Babyroobs Thu 07-Jul-16 11:45:30

Shark - Most of the jobs you suggest might be a bit tricky with a few kids in tow in that are on their school holidays ! I'm looking at this from the persepctive of perhaps a one parent with a few kids. Also doing casual work is not beneficial to most people , it messes up their benefit entitlement and leaves them in a worse position, unless you are going to risk doing cash in hand work.

Lelloteddy Thu 07-Jul-16 11:45:42

I don't think anybody is arguing that food 'should' be a priority. But the reality is that it's not. People make poor choices all the time. But ultimately for as long as it's children who are suffering, if we can afford to help then we should. I had to rely on benefits for a period of time after leaving an abusive marriage. I had more than enough money to live on but my kids were lucky because I was able to prioritise and spend wisely. Many children are not so lucky. DD has a school friend who spends 4 or 5 days a week here during the holidays and I feed him as much as I can because he's a vulnerable little boy who currently doesn't have one guaranteed hot meal a day.

EveOnline2016 Thu 07-Jul-16 11:52:42

I know some parents will see it as a bonus and spend it on other things.

Perhaps a supermarket

EveOnline2016 Thu 07-Jul-16 11:52:54


Vixster99 Thu 07-Jul-16 12:13:12

One of my neighbours (2 adults & one child aged 10) are on benefits & always seem short of money. During school hols the son lives on biscuits unless he's lucky enough to get offered something by one of his friends' mums. But a lot of the problems I see are of their own making. They both smoke, and I rarely see them in the garden without a can of lager in their hands. They seem to live off value pizzas, burgers and frozen chips. I pointed out she could get 2 decent & far more nutritious meals out of a chicken & £1's worth of veg, and I even gave her a slow cooker (& cookery books).

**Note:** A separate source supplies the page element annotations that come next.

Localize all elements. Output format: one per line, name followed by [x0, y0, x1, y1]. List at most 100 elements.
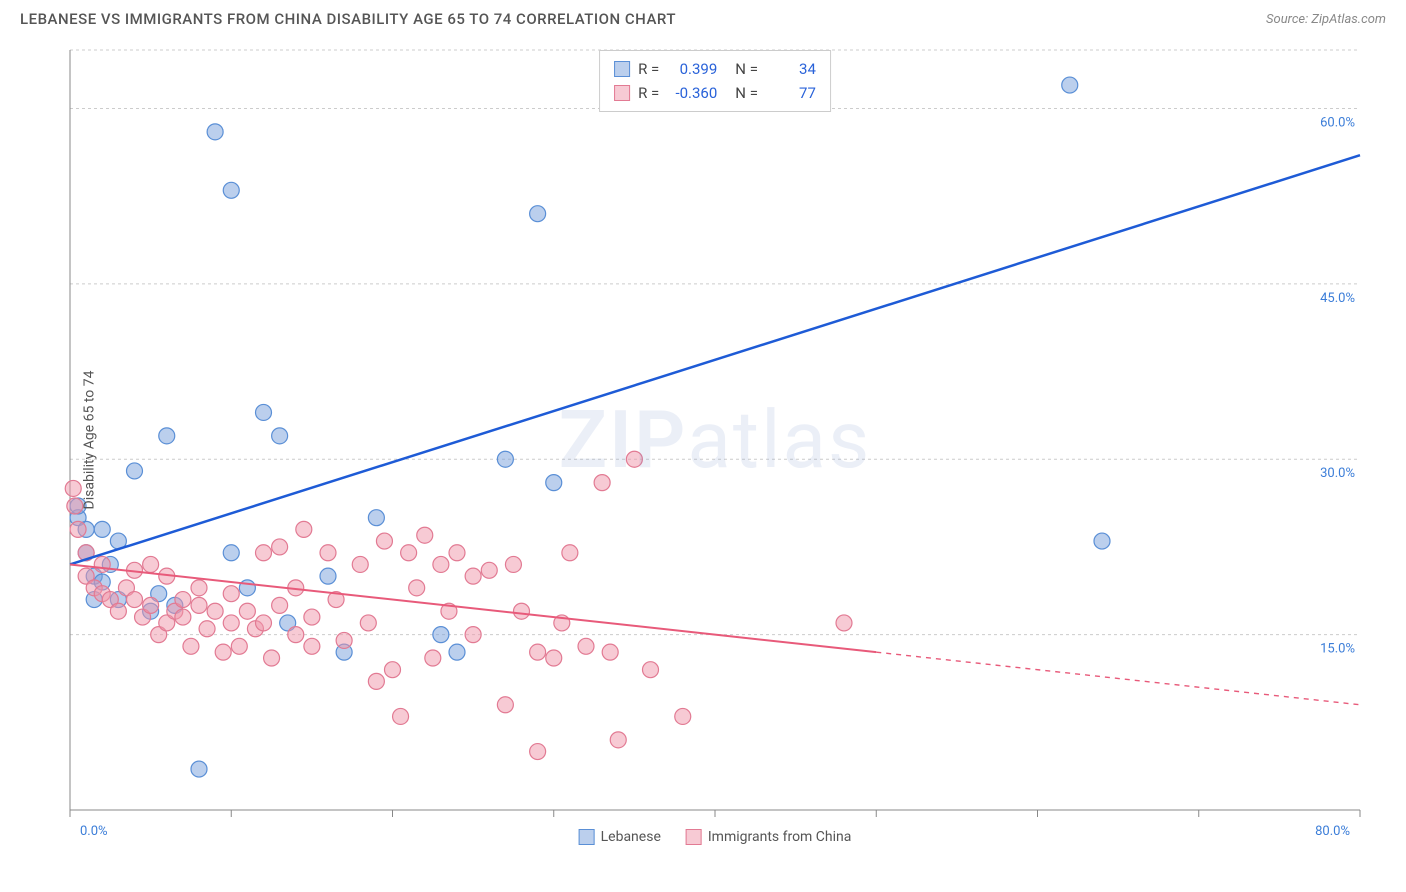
- data-point: [546, 475, 562, 491]
- data-point: [320, 545, 336, 561]
- stats-row: R = -0.360 N = 77: [614, 81, 816, 105]
- data-point: [368, 673, 384, 689]
- data-point: [530, 744, 546, 760]
- data-point: [481, 562, 497, 578]
- data-point: [272, 597, 288, 613]
- r-label: R =: [638, 57, 659, 81]
- y-tick-label: 45.0%: [1320, 291, 1355, 306]
- data-point: [320, 568, 336, 584]
- data-point: [207, 124, 223, 140]
- data-point: [530, 644, 546, 660]
- data-point: [465, 568, 481, 584]
- data-point: [304, 638, 320, 654]
- data-point: [497, 451, 513, 467]
- stats-box: R = 0.399 N = 34 R = -0.360 N = 77: [599, 50, 831, 112]
- data-point: [256, 545, 272, 561]
- trend-line: [70, 155, 1360, 564]
- data-point: [409, 580, 425, 596]
- data-point: [231, 638, 247, 654]
- data-point: [643, 662, 659, 678]
- chart-container: Disability Age 65 to 74 ZIPatlas R =0.39…: [50, 40, 1380, 840]
- data-point: [425, 650, 441, 666]
- y-tick-label: 30.0%: [1320, 466, 1355, 481]
- data-point: [272, 428, 288, 444]
- legend-swatch: [686, 829, 702, 845]
- data-point: [385, 662, 401, 678]
- data-point: [67, 498, 83, 514]
- data-point: [433, 627, 449, 643]
- data-point: [417, 527, 433, 543]
- data-point: [401, 545, 417, 561]
- data-point: [336, 632, 352, 648]
- data-point: [175, 609, 191, 625]
- data-point: [368, 510, 384, 526]
- r-value: 0.399: [667, 57, 717, 81]
- data-point: [296, 521, 312, 537]
- data-point: [256, 404, 272, 420]
- data-point: [223, 586, 239, 602]
- legend-label: Immigrants from China: [708, 829, 852, 845]
- data-point: [578, 638, 594, 654]
- legend-label: Lebanese: [601, 829, 661, 845]
- data-point: [207, 603, 223, 619]
- y-axis-label: Disability Age 65 to 74: [81, 371, 97, 510]
- data-point: [223, 182, 239, 198]
- data-point: [127, 592, 143, 608]
- data-point: [272, 539, 288, 555]
- data-point: [505, 556, 521, 572]
- data-point: [497, 697, 513, 713]
- stats-row: R = 0.399 N = 34: [614, 57, 816, 81]
- data-point: [94, 521, 110, 537]
- data-point: [256, 615, 272, 631]
- data-point: [191, 580, 207, 596]
- n-label: N =: [735, 81, 758, 105]
- data-point: [199, 621, 215, 637]
- data-point: [143, 597, 159, 613]
- data-point: [239, 603, 255, 619]
- data-point: [546, 650, 562, 666]
- x-tick-label: 0.0%: [80, 824, 108, 839]
- source-label: Source: ZipAtlas.com: [1266, 12, 1386, 27]
- data-point: [175, 592, 191, 608]
- data-point: [594, 475, 610, 491]
- data-point: [836, 615, 852, 631]
- data-point: [127, 463, 143, 479]
- data-point: [530, 206, 546, 222]
- legend-item: Lebanese: [579, 829, 661, 845]
- n-label: N =: [735, 57, 758, 81]
- data-point: [223, 615, 239, 631]
- series-swatch: [614, 61, 630, 77]
- data-point: [602, 644, 618, 660]
- data-point: [159, 428, 175, 444]
- data-point: [465, 627, 481, 643]
- data-point: [562, 545, 578, 561]
- r-label: R =: [638, 81, 659, 105]
- data-point: [183, 638, 199, 654]
- bottom-legend: Lebanese Immigrants from China: [579, 829, 852, 845]
- x-tick-label: 80.0%: [1315, 824, 1350, 839]
- trend-line-dashed: [876, 652, 1360, 705]
- data-point: [264, 650, 280, 666]
- data-point: [352, 556, 368, 572]
- legend-item: Immigrants from China: [686, 829, 852, 845]
- n-value: 77: [766, 81, 816, 105]
- n-value: 34: [766, 57, 816, 81]
- legend-swatch: [579, 829, 595, 845]
- data-point: [1062, 77, 1078, 93]
- data-point: [514, 603, 530, 619]
- data-point: [288, 627, 304, 643]
- data-point: [360, 615, 376, 631]
- data-point: [143, 556, 159, 572]
- data-point: [1094, 533, 1110, 549]
- data-point: [376, 533, 392, 549]
- data-point: [433, 556, 449, 572]
- data-point: [675, 708, 691, 724]
- data-point: [610, 732, 626, 748]
- data-point: [626, 451, 642, 467]
- data-point: [94, 556, 110, 572]
- data-point: [110, 603, 126, 619]
- y-tick-label: 60.0%: [1320, 115, 1355, 130]
- r-value: -0.360: [667, 81, 717, 105]
- data-point: [191, 597, 207, 613]
- y-tick-label: 15.0%: [1320, 642, 1355, 657]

She sold the slow cooker on Ebay.

I know there are many people with genuine needs (benefit sanctions or payments cock-ups etc) but I can't help but think that many need help with budgeting & prioritising their spending. If you can't afford to feed a 10 yr old you shouldn't be buying fags & booze.

sparechange Thu 07-Jul-16 12:13:49

We can all debate the reasons for why there are families needing to use foodbanks, but that doesn't help the children stuck living with feckless/disorganised/addict parents who could use their income to provide food, but for whatever reason don't

It is a very imperfect answer to the problem, but at least it is one which puts food into hungry tummies and brings parents into contact with groups which can offer lasting help to the problems many of the parents have

Where empty cupboards are entirely the fault of bad parents making bad decisions about prioritising money, the chances are they won't suddenly snap out of their fecklessness. Kids will go hungry and suffer the consequences, and still have feckless parents.